Motorsport UK torna in pista

Motorsport UK torna in pista

Il motorsport è attualmente sospeso in tutto il Regno Unito fino al 30 giugno 2020. Anche se si ritiene che continueranno ad esserci livelli di restrizioni governative e di distanziamento sociale per un periodo considerevole, Motorsport UK ha preso in considerazione come riavviare lo sport, entro i parametri stabiliti dal governo e dalle autorità sanitarie.

Una pianificazione significativa è stata portata avanti con la consultazione delle parti interessate di tutto lo sport e dei comitati specialistici di Motorsport UK, al fine di concepire come lo sport può essere riavviato al momento opportuno, pur aderendo alle linee guida prevalenti del governo.

Il motorsport, a differenza di molti altri sport, si svolge in grandi ambienti esterni, in modo che con misure pratiche in atto, gran parte del motorsport dovrebbe essere in grado di riprendere, a condizione che vengano apportate modifiche a molti dei protocolli stabiliti.

Hugh Chambers, CEO di Motorsport nel UK, ha dichiarato: “Questo progetto ha coinvolto un’ampia rappresentanza della comunità del motorsport che si è riunita e ha esaminato come ogni aspetto di ogni disciplina può essere adattato per rispettare i consigli del governo sulla distanza sociale e le esigenze più ampie della comunità. Come sempre con Motorsport, la nostra prima preoccupazione è la sicurezza della nostra comunità e del grande pubblico. È importante che, quando riprenderemo, lo facciamo in modo sicuro e responsabile, rispettando il più ampio programma di salute pubblica e l’umore della nazione.

“Dovremo tutti modificare il modo in cui abbiamo lavorato in passato e accettare questi cambiamenti in modo collaborativo e costruttivo.
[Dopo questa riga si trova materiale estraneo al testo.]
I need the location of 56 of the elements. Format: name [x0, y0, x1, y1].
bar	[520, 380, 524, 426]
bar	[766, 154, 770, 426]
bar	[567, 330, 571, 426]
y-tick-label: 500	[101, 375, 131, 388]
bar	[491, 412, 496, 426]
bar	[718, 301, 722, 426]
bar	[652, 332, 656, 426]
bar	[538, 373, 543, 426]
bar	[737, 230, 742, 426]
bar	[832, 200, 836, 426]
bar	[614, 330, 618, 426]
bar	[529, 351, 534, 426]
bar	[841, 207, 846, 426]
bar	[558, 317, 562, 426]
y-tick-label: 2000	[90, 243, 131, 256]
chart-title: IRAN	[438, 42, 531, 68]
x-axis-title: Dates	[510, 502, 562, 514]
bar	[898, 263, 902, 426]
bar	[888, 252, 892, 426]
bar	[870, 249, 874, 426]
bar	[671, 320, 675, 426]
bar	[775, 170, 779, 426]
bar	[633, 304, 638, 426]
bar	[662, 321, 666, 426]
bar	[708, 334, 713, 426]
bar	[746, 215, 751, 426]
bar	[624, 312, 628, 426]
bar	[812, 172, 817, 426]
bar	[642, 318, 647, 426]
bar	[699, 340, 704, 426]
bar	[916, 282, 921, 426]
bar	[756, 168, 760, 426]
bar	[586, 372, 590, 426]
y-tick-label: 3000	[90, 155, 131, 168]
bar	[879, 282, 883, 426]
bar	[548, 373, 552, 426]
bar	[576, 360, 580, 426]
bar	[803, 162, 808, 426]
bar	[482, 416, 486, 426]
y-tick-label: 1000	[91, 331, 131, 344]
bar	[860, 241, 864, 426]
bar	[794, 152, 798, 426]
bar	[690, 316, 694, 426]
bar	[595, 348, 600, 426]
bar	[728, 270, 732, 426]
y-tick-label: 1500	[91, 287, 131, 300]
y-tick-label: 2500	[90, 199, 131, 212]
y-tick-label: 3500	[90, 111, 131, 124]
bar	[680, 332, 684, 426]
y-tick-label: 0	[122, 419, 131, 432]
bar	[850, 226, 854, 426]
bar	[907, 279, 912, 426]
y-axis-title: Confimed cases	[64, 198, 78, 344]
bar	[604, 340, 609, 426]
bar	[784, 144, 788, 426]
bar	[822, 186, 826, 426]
Il motorsport ha sempre prosperato sull’innovazione e sull’adattabilità per superare i problemi, ed è stato enormemente incoraggiante vedere la comunità riunirsi e contribuire liberamente a reimmaginare ogni parte del nostro sport e le funzionalità di ogni evento. ”

Motorsport UK continua a collaborare con il governo attraverso il Dipartimento per la cultura, i media e lo sport (DCMS) e aggiornerà la sue linee guida, di conseguenza, in caso di cambiamenti sostanziali nella consulenza o nelle restrizioni del governo.